In secondo luogo era difficile che gli altri team fossero disposti a cedere sulle garanzie che Newey chiedeva. Pare che alla Ferrari avesse chiesto di avere, tra le altre cose, il diritto di veto sulle decisioni strategiche e l’assoluta autonomia nella composizione della squadra degli aerodinamici. Per accontentarlo, il team principal Frederic Vasseur avrebbe dovuto cedere una parte delle proprie deleghe, di fatto creando in Ferrari un duumvirato (o un triumvirato, se all’equazione aggiungiamo l’amministratore delegato Benedetto Vigna). Secondo i bene informati, le ragioni dell’uscita di Newey dalla Red Bull (oltre che dalla Williams e dalla McLaren in passato) riguardano le leve di potere all’interno del team.
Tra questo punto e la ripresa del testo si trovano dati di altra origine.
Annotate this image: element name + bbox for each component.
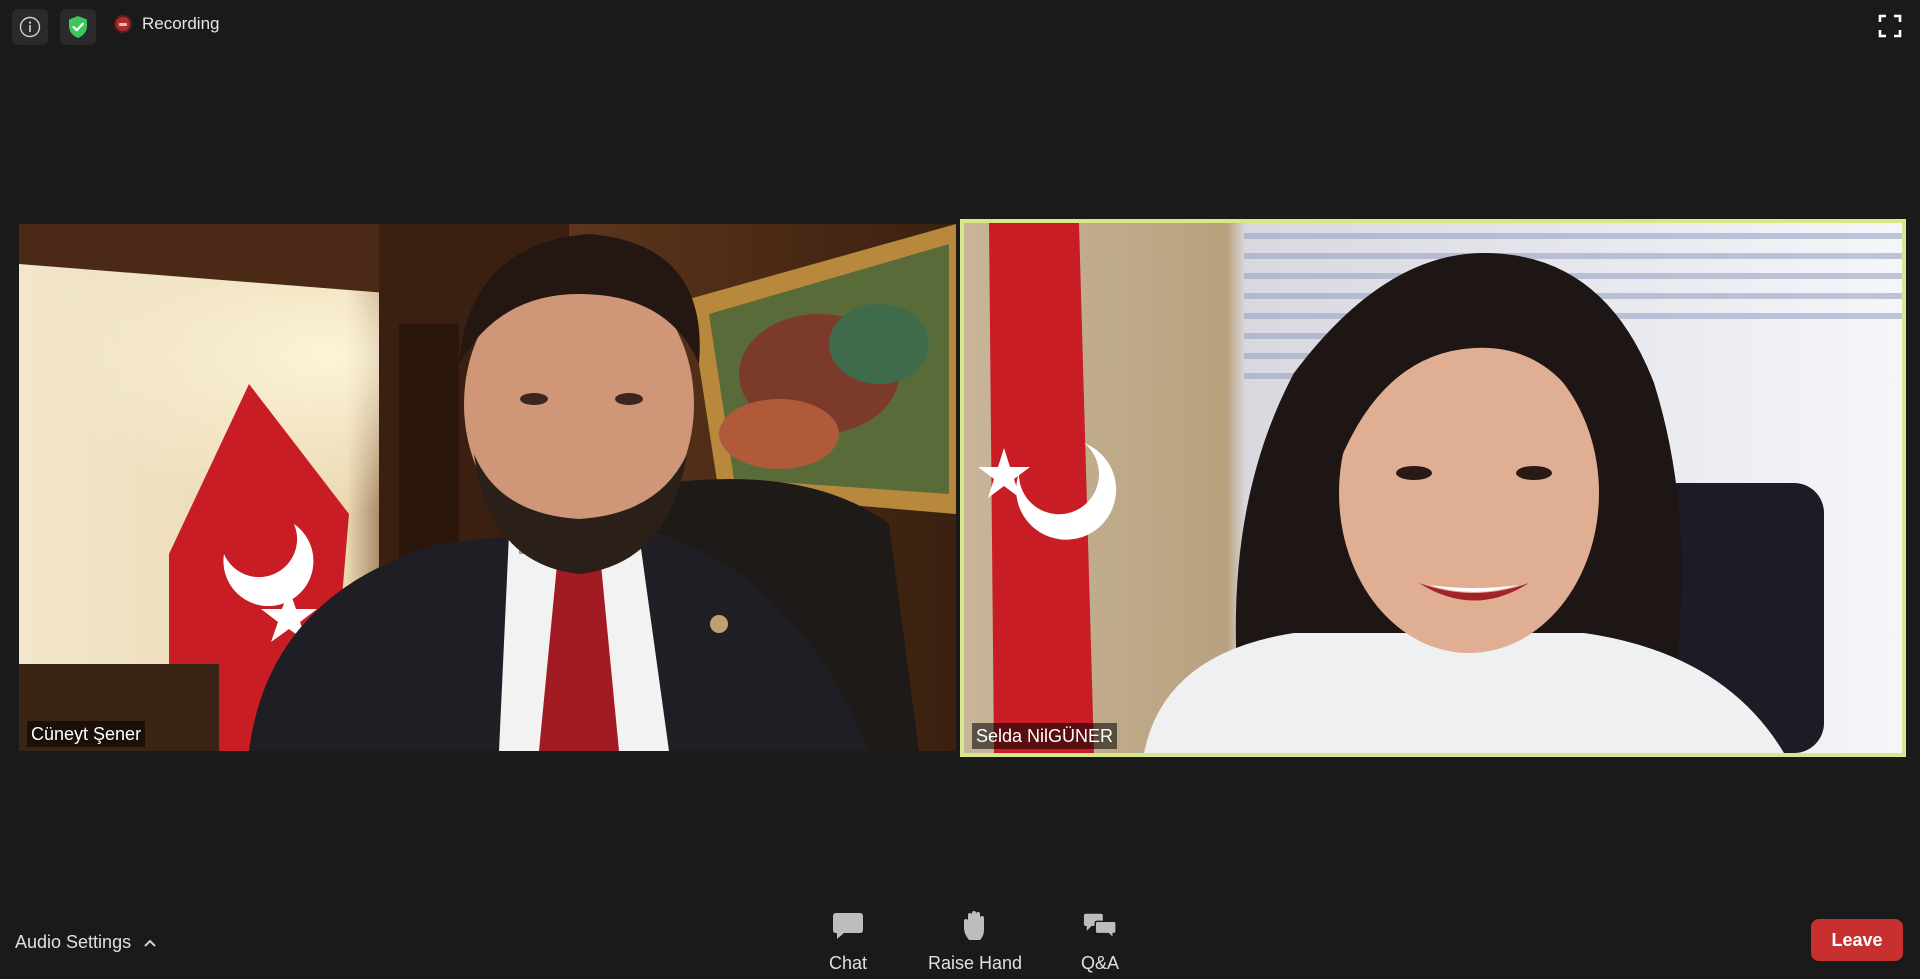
top-bar: Recording <box>0 0 1920 48</box>
fullscreen-icon <box>1878 14 1902 38</box>
qa-bubbles-icon <box>1083 913 1117 940</box>
recording-indicator[interactable]: Recording <box>114 12 220 36</box>
recording-label: Recording <box>142 14 220 33</box>
recording-dot-icon <box>114 15 132 33</box>
zoom-webinar-window: Recording Cüneyt Şener Selda NilGÜNER Au… <box>0 0 1920 979</box>
qa-label: Q&A <box>1080 953 1119 973</box>
participant-1-video <box>19 224 956 751</box>
security-button[interactable] <box>60 9 96 45</box>
bottom-control-bar: Audio Settings Chat Raise Hand Q&A Leave <box>0 900 1920 979</box>
participant-name-label: Cüneyt Şener <box>27 721 146 747</box>
participant-2-video <box>964 223 1902 753</box>
hand-icon <box>964 911 984 940</box>
video-tile-participant-2-active-speaker[interactable]: Selda NilGÜNER <box>960 219 1906 757</box>
chat-bubble-icon <box>833 913 863 939</box>
leave-button[interactable]: Leave <box>1811 919 1903 961</box>
raise-hand-button[interactable]: Raise Hand <box>925 910 1025 974</box>
video-tile-participant-1[interactable]: Cüneyt Şener <box>19 224 956 751</box>
participant-name-label: Selda NilGÜNER <box>972 723 1118 749</box>
fullscreen-button[interactable] <box>1876 12 1904 40</box>
chat-button[interactable]: Chat <box>824 910 872 974</box>
raise-hand-label: Raise Hand <box>927 953 1023 973</box>
chevron-up-icon <box>144 939 156 947</box>
qa-button[interactable]: Q&A <box>1075 910 1125 974</box>
meeting-info-button[interactable] <box>12 9 48 45</box>
shield-check-icon <box>69 16 87 38</box>
chat-label: Chat <box>828 953 868 973</box>
info-icon <box>19 16 41 38</box>
audio-settings-button[interactable]: Audio Settings <box>15 932 157 953</box>
audio-settings-label: Audio Settings <box>15 932 132 952</box>
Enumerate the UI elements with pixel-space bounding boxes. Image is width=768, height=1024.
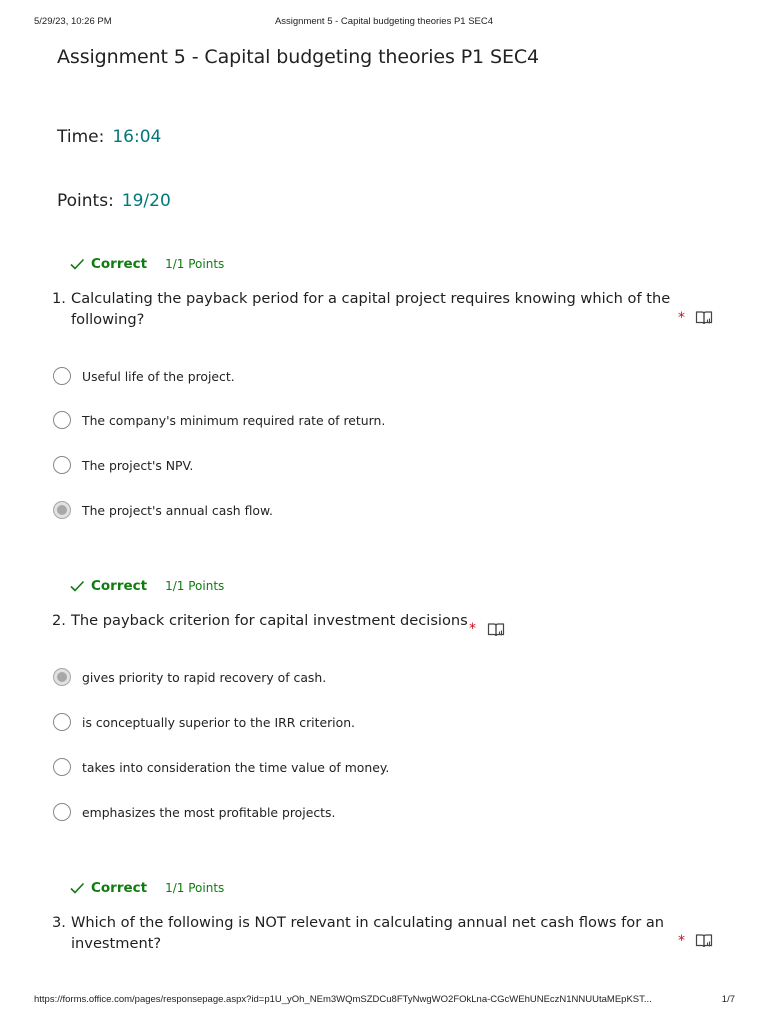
immersive-reader-icon[interactable] — [487, 622, 505, 638]
question-1-option-1[interactable]: Useful life of the project. — [53, 365, 235, 387]
option-label: Useful life of the project. — [82, 368, 235, 384]
question-text-line: following? — [71, 311, 145, 328]
time-stat: Time: 16:04 — [57, 127, 161, 147]
question-3: 3. Which of the following is NOT relevan… — [52, 912, 672, 956]
question-text: Which of the following is NOT relevant i… — [71, 912, 671, 954]
points-label: Points: — [57, 191, 114, 211]
question-1: 1. Calculating the payback period for a … — [52, 288, 672, 332]
question-2-option-2[interactable]: is conceptually superior to the IRR crit… — [53, 711, 355, 733]
option-label: takes into consideration the time value … — [82, 759, 390, 775]
question-1-option-2[interactable]: The company's minimum required rate of r… — [53, 409, 385, 431]
checkmark-icon — [70, 580, 85, 592]
result-label: Correct — [91, 256, 148, 272]
points-stat: Points: 19/20 — [57, 191, 171, 211]
result-label: Correct — [91, 880, 148, 896]
print-footer: https://forms.office.com/pages/responsep… — [0, 994, 768, 1008]
question-text-line: investment? — [71, 935, 162, 952]
print-page-number: 1/7 — [721, 994, 735, 1005]
question-3-result: Correct 1/1 Points — [69, 879, 224, 897]
radio-button[interactable] — [53, 367, 71, 385]
radio-button-selected[interactable] — [53, 501, 71, 519]
question-text-line: Which of the following is NOT relevant i… — [71, 914, 665, 931]
result-points: 1/1 Points — [165, 257, 225, 271]
option-label: gives priority to rapid recovery of cash… — [82, 669, 327, 685]
required-asterisk: * — [678, 933, 685, 949]
option-label: The project's NPV. — [82, 457, 194, 473]
question-2-result: Correct 1/1 Points — [69, 577, 224, 595]
points-value: 19/20 — [121, 191, 171, 211]
option-label: is conceptually superior to the IRR crit… — [82, 714, 355, 730]
print-url: https://forms.office.com/pages/responsep… — [34, 994, 652, 1005]
result-points: 1/1 Points — [165, 881, 225, 895]
radio-button[interactable] — [53, 758, 71, 776]
print-header: 5/29/23, 10:26 PM Assignment 5 - Capital… — [0, 16, 768, 30]
result-points: 1/1 Points — [165, 579, 225, 593]
time-label: Time: — [57, 127, 105, 147]
result-label: Correct — [91, 578, 148, 594]
option-label: The project's annual cash flow. — [82, 502, 273, 518]
question-text: Calculating the payback period for a cap… — [71, 288, 671, 330]
question-text-line: Calculating the payback period for a cap… — [71, 290, 671, 307]
option-label: The company's minimum required rate of r… — [82, 412, 386, 428]
radio-button-selected[interactable] — [53, 668, 71, 686]
immersive-reader-icon[interactable] — [695, 310, 713, 326]
question-text-line: The payback criterion for capital invest… — [71, 612, 468, 629]
question-1-option-3[interactable]: The project's NPV. — [53, 454, 193, 476]
required-asterisk: * — [469, 621, 476, 637]
question-1-option-4[interactable]: The project's annual cash flow. — [53, 499, 273, 521]
question-number: 3. — [52, 914, 66, 931]
question-number: 2. — [52, 612, 66, 629]
question-2: 2. The payback criterion for capital inv… — [52, 610, 472, 632]
option-label: emphasizes the most profitable projects. — [82, 804, 336, 820]
form-title: Assignment 5 - Capital budgeting theorie… — [57, 46, 540, 68]
radio-button[interactable] — [53, 803, 71, 821]
required-asterisk: * — [678, 310, 685, 326]
radio-button[interactable] — [53, 411, 71, 429]
checkmark-icon — [70, 882, 85, 894]
question-2-option-3[interactable]: takes into consideration the time value … — [53, 756, 389, 778]
print-page-title: Assignment 5 - Capital budgeting theorie… — [274, 16, 494, 27]
radio-button[interactable] — [53, 456, 71, 474]
question-2-option-1[interactable]: gives priority to rapid recovery of cash… — [53, 666, 326, 688]
question-number: 1. — [52, 290, 66, 307]
immersive-reader-icon[interactable] — [695, 933, 713, 949]
question-2-option-4[interactable]: emphasizes the most profitable projects. — [53, 801, 335, 823]
checkmark-icon — [70, 258, 85, 270]
time-value: 16:04 — [112, 127, 162, 147]
radio-button[interactable] — [53, 713, 71, 731]
question-1-result: Correct 1/1 Points — [69, 255, 224, 273]
question-text: The payback criterion for capital invest… — [71, 610, 471, 631]
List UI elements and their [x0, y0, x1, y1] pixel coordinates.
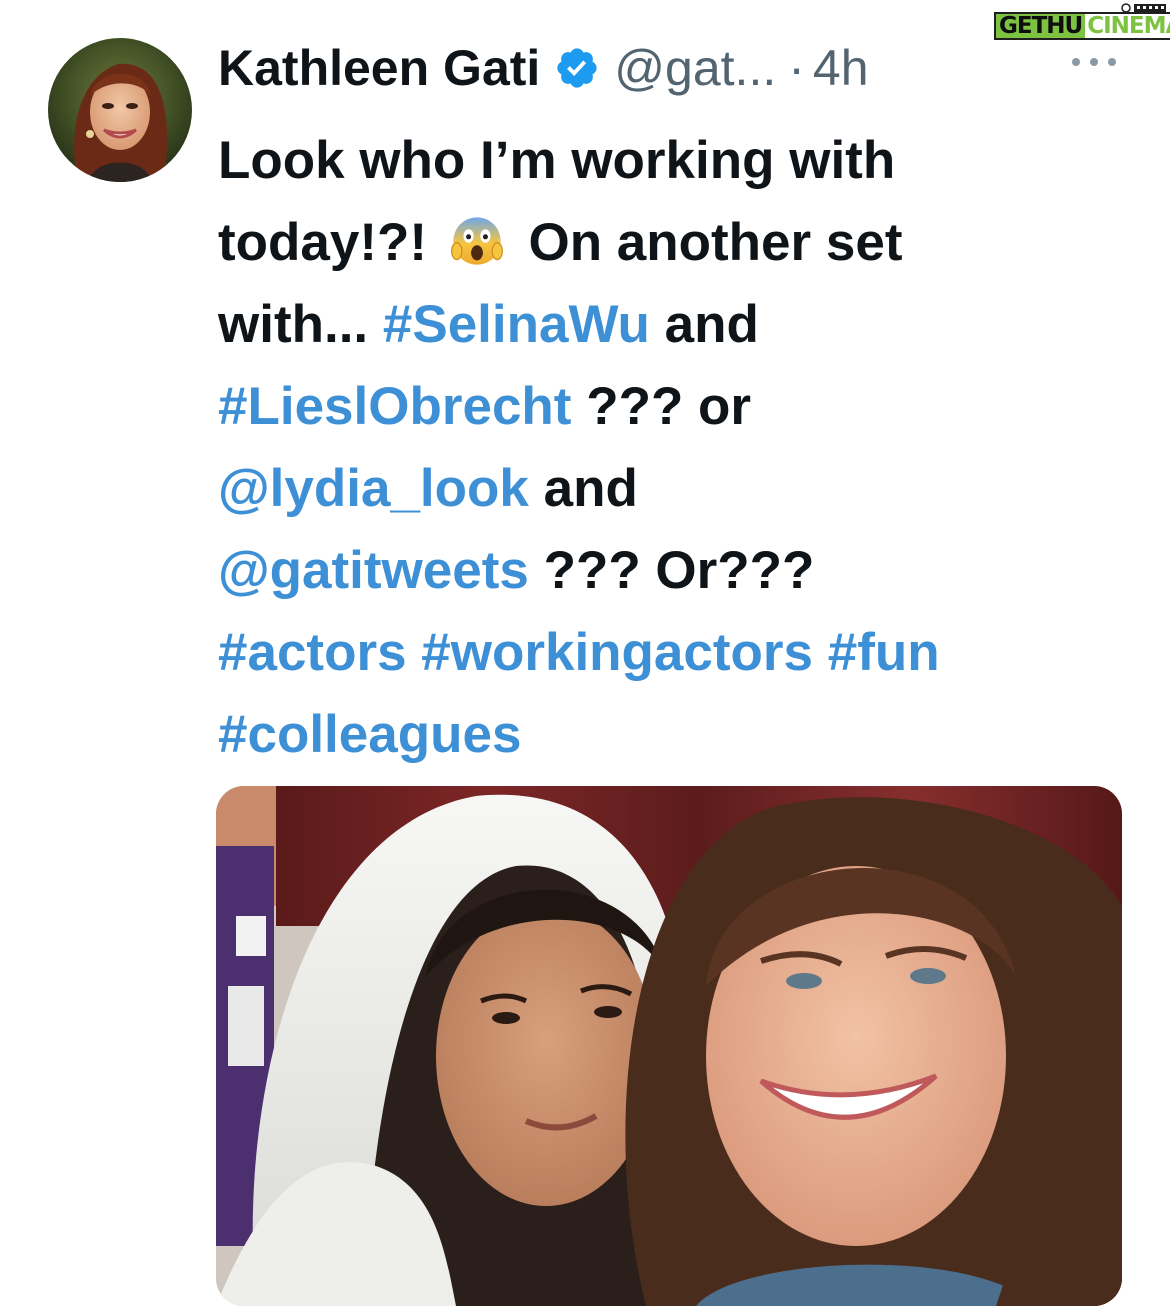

Leve che presto o tardi Newey ha chiesto di avere per sé. In Aston Martin sembrano disposti ad accontentarlo.

Come si amalgamerà con il resto del team, è troppo presto per dirlo. Newey sarà una sorta di super consulente, esterno al team di sviluppo delle monoposto vero e proprio, o avrà le mani in pasta fin da subito? Nelle parole scelte da Lawrence Stroll ieri, Newey ha la possibilità di muoversi come meglio crede e in totale autonomia: «Sarà al vertice dell’organizzazione». Enrico Cardile, transfugo dalla Ferrari per assumere il ruolo di capo dell’ufficio tecnico, forse dovrà rivedere al ribasso le proprie aspirazioni. Potrebbe accadere qualcosa di simile a Andy Cowell, fino all’altro giorno papà dei motori Mercedes e oggi direttore esecutivo in Aston Martin. Per non parlare della lunga lista di figure di alto livello già incamerate nei quadri della scuderia negli anni scorsi: il team principal Mike Krack, l’aerodinamico Dan Fallows, il capo degli ingegneri Luca Furbatto, solo per citarne alcuni. L’ingresso di un gigante come Newey inevitabilmente turberà gli equilibri all’interno del team.

I tecnici della verdona hanno iniziato a mettere la mani avanti, fin da prima dell’annuncio. Quando gli è stato chiesto che impatto potesse avere l’ingresso di Newey nel team, Mike Krack ha dichiarato: «Non è come una volta, oggi è più uno sport di squadra. I team di sviluppo sono composti da molti uomini che lavorano insieme. Dire che impatto avrà (Newey) sarebbe come tirare a indovinare». È un discorso che ricalca le parole di Christian Horner e Pierre Waché, quando hanno cercato di ridimensionare l’uscita di Newey dalla Red Bull. Oggi, a distanza di cinque mesi dall’annuncio, l’involuzione delle monoposto con il toro rosso sulle fiancate è sotto gli occhi di tutti.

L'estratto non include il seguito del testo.